Lire se situe là où opacité et transparence, présence et
effacement, médiation et immédiateté trouvent justement leur geste
et leur drame.
Une
dernière remarque - presque une note de bas de page, si je peux
rester dans le registre de l'écrit, si vous me le permettez - donc,
note de bas de page, pour souligner simplement que le titre quand
même de ce colloque était La nouvelle sphère médiatique. Enfin,
il me semble. Des médias, on a parlé, oui. De la notion de
"sphère", pas vraiment - qui est quand même assez
problématique, soit dit en passant -. De la nouveauté, presque
encore moins. Au contraire, on a vu beaucoup de tenants de cette
intermédialité aller chercher dans l'histoire, au contraire, des
soubassements, des références, des implications, ce que je trouvais
personnellement très intéressant puisque mon penchant va plutôt
vers là, mais en même temps symptomatique peut-être de ce qui se
joue autour de cette notion d'intermédialité.

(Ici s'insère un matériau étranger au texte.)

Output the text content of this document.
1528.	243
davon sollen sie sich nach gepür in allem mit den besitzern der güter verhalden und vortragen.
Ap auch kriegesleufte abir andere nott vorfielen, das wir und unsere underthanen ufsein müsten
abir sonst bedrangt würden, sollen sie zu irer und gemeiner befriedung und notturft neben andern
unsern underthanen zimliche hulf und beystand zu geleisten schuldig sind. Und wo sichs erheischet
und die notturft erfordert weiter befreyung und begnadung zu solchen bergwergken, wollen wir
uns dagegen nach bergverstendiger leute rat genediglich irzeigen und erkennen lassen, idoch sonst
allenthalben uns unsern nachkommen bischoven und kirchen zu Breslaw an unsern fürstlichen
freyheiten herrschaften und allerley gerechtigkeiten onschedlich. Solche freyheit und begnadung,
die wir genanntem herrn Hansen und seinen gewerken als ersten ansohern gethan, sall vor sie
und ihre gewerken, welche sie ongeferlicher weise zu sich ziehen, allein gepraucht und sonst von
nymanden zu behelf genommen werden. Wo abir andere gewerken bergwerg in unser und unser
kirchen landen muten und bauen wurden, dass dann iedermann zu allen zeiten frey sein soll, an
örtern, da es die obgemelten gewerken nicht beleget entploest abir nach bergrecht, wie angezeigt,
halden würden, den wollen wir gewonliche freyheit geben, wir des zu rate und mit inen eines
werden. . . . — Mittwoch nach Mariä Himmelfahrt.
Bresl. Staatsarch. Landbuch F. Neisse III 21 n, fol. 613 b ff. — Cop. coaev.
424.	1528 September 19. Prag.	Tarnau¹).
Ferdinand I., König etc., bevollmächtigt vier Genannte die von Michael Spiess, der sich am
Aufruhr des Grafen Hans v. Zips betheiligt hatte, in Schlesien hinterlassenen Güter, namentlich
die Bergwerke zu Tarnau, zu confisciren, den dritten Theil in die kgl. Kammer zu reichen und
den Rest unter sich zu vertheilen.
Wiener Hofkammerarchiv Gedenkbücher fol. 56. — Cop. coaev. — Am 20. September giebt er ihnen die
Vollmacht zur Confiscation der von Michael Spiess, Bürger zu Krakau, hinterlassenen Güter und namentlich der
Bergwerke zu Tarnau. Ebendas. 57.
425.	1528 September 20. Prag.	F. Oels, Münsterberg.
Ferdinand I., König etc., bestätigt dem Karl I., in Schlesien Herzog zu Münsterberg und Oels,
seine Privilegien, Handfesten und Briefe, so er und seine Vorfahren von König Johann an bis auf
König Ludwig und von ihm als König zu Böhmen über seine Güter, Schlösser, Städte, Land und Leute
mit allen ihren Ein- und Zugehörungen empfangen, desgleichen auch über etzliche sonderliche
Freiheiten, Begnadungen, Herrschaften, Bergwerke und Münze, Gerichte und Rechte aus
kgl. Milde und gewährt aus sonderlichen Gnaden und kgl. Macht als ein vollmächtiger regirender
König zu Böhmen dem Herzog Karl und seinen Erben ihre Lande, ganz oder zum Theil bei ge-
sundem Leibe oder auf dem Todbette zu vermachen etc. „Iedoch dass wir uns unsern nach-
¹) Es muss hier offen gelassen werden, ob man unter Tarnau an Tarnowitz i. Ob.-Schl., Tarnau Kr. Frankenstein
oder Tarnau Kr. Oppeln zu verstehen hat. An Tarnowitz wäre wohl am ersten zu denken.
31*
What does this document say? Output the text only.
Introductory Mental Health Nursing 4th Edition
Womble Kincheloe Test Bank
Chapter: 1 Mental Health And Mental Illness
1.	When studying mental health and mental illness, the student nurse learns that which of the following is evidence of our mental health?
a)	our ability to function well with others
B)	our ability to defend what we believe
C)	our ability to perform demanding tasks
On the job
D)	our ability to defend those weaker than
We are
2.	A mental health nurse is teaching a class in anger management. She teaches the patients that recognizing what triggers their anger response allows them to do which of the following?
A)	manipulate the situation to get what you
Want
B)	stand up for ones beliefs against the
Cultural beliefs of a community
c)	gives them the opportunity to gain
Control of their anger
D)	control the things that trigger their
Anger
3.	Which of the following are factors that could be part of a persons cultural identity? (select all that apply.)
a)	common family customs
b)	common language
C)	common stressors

Alors
"sphère", le terme est sans doute assez problématique, à
moins de le concevoir - si je peux ramener un auteur qui m'est cher -
à moins de le concevoir comme un centre partout et une circonférence
nulle part, à la manière de Pascal. Ou peut-être, parce que cette
synthèse achève le colloque, que, comme le disait Wlad Godzich,
probablement nos corps vont se mettre à réclamer quelque chose, se
mouvoir etc., ventres partout et conférences nulle part.